You used to use mk-query-digest to aggregate and report on MySQL’s slow query log. Then it got the ability to grab query events from polling SHOW PROCESSLIST. Next we thought, really, how hard can it be to implement the libmysql wire protocol, so we can sniff TCP packets? … it’s hard, but not that hard as it turns out. But why stop there, why not implement memcached protocol too? I think you can see where this is headed.
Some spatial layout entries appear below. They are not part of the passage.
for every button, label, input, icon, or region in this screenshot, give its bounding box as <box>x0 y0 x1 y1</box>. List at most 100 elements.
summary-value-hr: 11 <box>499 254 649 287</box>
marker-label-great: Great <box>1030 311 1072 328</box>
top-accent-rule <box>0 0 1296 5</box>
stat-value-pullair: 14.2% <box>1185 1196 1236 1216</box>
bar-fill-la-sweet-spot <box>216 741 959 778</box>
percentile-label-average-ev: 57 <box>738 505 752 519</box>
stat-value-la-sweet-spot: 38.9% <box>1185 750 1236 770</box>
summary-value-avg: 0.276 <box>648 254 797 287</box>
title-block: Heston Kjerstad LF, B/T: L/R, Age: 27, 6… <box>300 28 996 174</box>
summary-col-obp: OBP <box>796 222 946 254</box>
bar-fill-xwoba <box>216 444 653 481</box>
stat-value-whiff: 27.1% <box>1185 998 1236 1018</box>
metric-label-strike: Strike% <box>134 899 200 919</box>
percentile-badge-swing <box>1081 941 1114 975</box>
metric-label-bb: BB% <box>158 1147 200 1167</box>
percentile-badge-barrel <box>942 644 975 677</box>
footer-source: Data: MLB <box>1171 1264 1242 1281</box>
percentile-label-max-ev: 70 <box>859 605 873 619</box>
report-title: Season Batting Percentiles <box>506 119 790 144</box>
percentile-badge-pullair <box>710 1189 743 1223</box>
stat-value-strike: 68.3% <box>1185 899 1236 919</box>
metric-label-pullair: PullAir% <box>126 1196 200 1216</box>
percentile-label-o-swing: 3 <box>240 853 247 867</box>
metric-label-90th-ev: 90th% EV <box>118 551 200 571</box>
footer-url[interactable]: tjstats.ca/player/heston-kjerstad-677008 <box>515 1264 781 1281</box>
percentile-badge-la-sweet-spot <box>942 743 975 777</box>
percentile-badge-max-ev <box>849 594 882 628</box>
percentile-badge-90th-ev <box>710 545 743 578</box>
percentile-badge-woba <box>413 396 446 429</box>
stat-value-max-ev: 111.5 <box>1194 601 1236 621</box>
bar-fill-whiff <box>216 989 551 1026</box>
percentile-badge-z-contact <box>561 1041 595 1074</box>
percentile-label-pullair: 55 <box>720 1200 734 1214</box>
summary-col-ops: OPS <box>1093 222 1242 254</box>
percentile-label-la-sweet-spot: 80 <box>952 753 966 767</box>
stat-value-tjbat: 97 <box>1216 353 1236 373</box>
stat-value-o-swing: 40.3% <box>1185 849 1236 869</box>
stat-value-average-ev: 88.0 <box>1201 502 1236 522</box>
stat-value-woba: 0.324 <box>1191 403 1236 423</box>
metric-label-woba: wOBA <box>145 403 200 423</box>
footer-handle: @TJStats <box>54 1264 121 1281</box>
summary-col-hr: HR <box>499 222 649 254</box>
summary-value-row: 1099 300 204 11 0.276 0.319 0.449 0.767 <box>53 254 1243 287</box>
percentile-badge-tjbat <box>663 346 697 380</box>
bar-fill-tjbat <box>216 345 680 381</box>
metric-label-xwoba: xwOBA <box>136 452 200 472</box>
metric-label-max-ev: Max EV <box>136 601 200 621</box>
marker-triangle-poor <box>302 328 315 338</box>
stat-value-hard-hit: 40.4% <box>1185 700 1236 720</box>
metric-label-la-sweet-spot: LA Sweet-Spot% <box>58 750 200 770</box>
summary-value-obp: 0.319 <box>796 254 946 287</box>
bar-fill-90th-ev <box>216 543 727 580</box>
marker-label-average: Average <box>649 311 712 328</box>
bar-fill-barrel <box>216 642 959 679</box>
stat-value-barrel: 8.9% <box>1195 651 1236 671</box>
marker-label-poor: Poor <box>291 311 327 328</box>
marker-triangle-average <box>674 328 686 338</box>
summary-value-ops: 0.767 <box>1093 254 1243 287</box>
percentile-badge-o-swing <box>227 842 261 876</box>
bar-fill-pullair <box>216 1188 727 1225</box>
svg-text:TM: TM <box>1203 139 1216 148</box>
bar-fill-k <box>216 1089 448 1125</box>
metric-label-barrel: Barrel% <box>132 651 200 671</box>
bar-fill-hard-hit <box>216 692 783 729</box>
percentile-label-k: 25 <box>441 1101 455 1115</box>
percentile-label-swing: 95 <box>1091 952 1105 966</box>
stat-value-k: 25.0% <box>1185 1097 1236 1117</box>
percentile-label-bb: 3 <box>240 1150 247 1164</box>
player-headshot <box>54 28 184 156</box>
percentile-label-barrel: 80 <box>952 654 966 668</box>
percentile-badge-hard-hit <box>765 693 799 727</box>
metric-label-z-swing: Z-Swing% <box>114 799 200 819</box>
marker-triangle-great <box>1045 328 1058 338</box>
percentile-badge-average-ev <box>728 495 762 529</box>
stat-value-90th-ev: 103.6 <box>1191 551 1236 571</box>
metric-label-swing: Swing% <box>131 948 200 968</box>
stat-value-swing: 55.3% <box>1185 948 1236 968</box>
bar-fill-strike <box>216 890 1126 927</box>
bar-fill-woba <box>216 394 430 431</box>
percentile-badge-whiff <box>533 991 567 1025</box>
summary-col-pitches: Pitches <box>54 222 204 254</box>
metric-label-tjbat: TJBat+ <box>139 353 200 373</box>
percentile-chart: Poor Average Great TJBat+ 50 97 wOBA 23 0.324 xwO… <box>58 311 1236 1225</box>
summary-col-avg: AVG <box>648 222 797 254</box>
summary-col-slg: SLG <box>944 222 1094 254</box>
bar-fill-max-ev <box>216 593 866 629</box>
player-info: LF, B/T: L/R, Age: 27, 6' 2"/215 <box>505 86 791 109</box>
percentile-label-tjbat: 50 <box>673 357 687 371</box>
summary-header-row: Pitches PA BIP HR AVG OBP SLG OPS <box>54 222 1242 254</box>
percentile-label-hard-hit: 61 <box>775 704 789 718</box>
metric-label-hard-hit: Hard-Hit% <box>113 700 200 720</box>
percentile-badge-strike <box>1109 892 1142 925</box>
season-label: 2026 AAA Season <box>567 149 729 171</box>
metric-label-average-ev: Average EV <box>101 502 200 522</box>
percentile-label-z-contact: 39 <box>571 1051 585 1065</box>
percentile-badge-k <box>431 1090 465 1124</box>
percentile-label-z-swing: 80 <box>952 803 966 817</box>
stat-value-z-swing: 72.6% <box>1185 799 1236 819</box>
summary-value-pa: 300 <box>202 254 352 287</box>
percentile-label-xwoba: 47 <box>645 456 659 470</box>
So now mk-query-digest is a tool that can understand and “do stuff with” a variety of query/response types of information. The latest is HTTP. HTTP traffic is just a query-response flow of events, perfectly suitable for response-time analysis. Example:
baron@kanga:~$ mk-query-digest sample-http.txt --type http
# 1.6s user time, 100ms system time, 14.20M rss, 17.07M vsz
# Overall: 56 total, 30 unique, 1.27 QPS, 0.06x concurrency ______________
# total min max avg 95% stddev median
# Exec time 3s 746us 563ms 49ms 293ms 110ms 3ms
# Time range 2009-11-14 07:04:50.997506 to 2009-11-14 07:05:34.969818
# bytes 0 0 0 0 0 0 0
# Transmit 10s 0 1s 176ms 777ms 301ms 28us
# Query 1: 0.28 QPS, 0.02x concurrency, ID 0x198704D47EE1BF0C at byte 103987
# pct total min max avg 95% stddev median
# Count 21 12
# Exec time 24 670ms 3ms 563ms 56ms 13ms 150ms 12ms
# Hosts 12 12.38.8.23... (1), 121.44.246... (1)... 10 more
# Time range 2009-11-14 07:04:51.763526 to 2009-11-14 07:05:34.969818
# bytes 0 0 0 0 0 0 0 0
# Status co 1 200
# Transmit 62 6s 0 1s 514ms 900ms 376ms 580ms
# Virtual h 1 www.mysqlperformanceblog.com
# Query_time distribution
# 1us
# 10us
# 100us
# 1ms ####################################
# 10ms ################################################################
# 100ms #########
# 1s
# 10s+
get www.mysqlperformanceblog.com/feed/\G
... snip a bunch of output ...
# Rank Query ID Response time Calls R/Call Item
# ==== ================== ================ ===== ======== ================
# 1 0x198704D47EE1BF0C 0.6700 25.5% 12 0.0558 GET www.mysqlperformanceblog.com/feed/
# 2 0x2CBDA396697F8145 0.3408 13.0% 1 0.3408 GET www.mysqlperformanceblog.com/
# 3 0x2E18EB8C0CD9AED9 0.3100 11.8% 1 0.3100 GET www.mysqlperformanceblog.com/page/2/
# 4 0x4686B61E6556B753 0.3042 11.6% 1 0.3042 GET www.mysqlperformanceblog.com/
# 5 0x247CABBCB1B76C01 0.2705 10.3% 1 0.2705 GET www.mysqlperformanceblog.com/page/28/
# 6 0x8C239A43A9C80FD2 0.2373 9.0% 1 0.2373 GET www.mysqlperformanceblog.com/
# 7 0x4D4095C546E65CD4 0.1959 7.5% 1 0.1959 GET www.mysqlperformanceblog.com/2008/11/26/
# 8 0x49CC22FAC68CD475 0.1906 7.3% 1 0.1906 GET /favicon.ico
This is suitable for lots of things. We’re trying to look at the most useful protocols, because the variety of inputs is really unlimited; we could implement almost anything that fits into the notion of query and response. For example, the memcached protocol is becoming something of a lingua franca for a lot of different systems, so there’s a big value-add. HTTP has been used a long time as a transport layer for REST, SOAP, and so on (CouchDB anyone?). Valid, and interesting, suggestions are Sphinx, PostgreSQL, and Gearman. (Please offer to sponsor any that you want to see.)
Back to HTTP: implementing it gives an easy way to measure website response time, including useful things like 95th percentile goodness. And from there, you can drill down into the performance of the work done for these requests. If you want to get really fancy, you can even capture some samples of netstat at the same time as you tcpdump traffic for HTTP, memcached, and MySQL — so you can blame database queries and memcached requests on specific HTTP requests!